2002年06月25日(火)  カムサハムニダ!
後半30分、バラックのゴールでドイツが先制したと同時に僕は
敢然とソファーから立ち上がり、キリン淡麗を飲み干し、Tシャツとトランクスを脱いで浴室へ向かった。
 
試合時間残り15分。僕の悪運を韓国の勝利に託した。
韓国国民の落胆と同時に僕が咄嗟に描いた青写真はこうだ。
残り時間15分1−0ドイツがリードの時点で僕は浴室へ向かい、シャワーを浴びる。
時々鼻唄を歌いながら、時々「オ〜コ〜リア」と口ずさみながら。
 
僕がシャワーを浴びる時間はだいたい15分なので、シャワーを終えた頃には
試合は終わっているかロスタイムを迎えているはずだ。
そしてバスタオルで頭を拭きながらブラウン管を凝視する。
 
韓国1−1ドイツ
 
あああっっ!!同点ゴールの瞬間を見逃したっ!!
よりによって僕がシャワーを浴びてる間に同点ゴールを決めるなんて!!
僕ってなんてタイミングが悪いんだろう!なんて悪運なんだろう!
 
となるはずだった。
僕の常日頃の課題とされているタイミングの悪さと悪運の強さを逆に利用しようとしたのだ。

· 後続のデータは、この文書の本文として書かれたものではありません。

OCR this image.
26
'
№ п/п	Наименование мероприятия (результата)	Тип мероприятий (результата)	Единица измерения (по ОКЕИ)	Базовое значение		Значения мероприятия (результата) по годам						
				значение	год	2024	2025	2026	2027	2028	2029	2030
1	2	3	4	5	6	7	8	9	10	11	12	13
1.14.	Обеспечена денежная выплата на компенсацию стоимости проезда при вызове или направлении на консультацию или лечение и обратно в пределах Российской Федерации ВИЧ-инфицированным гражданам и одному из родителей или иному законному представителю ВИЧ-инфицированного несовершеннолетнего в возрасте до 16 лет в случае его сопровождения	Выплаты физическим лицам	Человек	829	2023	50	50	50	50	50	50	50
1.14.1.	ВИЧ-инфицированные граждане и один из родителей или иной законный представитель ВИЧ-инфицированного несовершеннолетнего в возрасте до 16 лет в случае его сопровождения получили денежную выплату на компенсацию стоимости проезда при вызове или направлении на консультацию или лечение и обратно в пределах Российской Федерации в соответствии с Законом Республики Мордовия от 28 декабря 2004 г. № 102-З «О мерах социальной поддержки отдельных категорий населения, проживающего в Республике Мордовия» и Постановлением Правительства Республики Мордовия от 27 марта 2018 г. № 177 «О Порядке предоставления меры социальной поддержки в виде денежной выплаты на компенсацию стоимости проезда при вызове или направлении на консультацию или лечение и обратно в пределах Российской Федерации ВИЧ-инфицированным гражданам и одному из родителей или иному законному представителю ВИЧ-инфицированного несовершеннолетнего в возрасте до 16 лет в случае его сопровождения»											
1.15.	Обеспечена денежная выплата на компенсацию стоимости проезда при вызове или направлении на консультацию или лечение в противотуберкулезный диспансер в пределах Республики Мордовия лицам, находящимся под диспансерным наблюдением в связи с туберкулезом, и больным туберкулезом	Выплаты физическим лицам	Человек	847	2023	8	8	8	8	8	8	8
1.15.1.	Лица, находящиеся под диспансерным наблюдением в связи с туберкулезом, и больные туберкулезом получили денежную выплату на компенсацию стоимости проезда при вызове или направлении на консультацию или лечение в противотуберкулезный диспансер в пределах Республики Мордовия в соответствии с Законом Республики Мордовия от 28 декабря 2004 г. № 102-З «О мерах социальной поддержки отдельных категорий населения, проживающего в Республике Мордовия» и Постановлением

僕が韓国チームの不運を、スタジアムの重い空気を、一気に背負い込んで
家賃33000円のアパートの浴室へ担いでいこうとしたのだ。
僕は韓国国民を僕が今できる限りの手段を使って救おうとしたのだ。
 
しかしシャワー後に残ったのは湯上り後のサッパリ感だけ。
選手もサポーターも汗と涙にまみれている。
僕は韓国の救世主にはなれなかった。だって日本人なんだもん。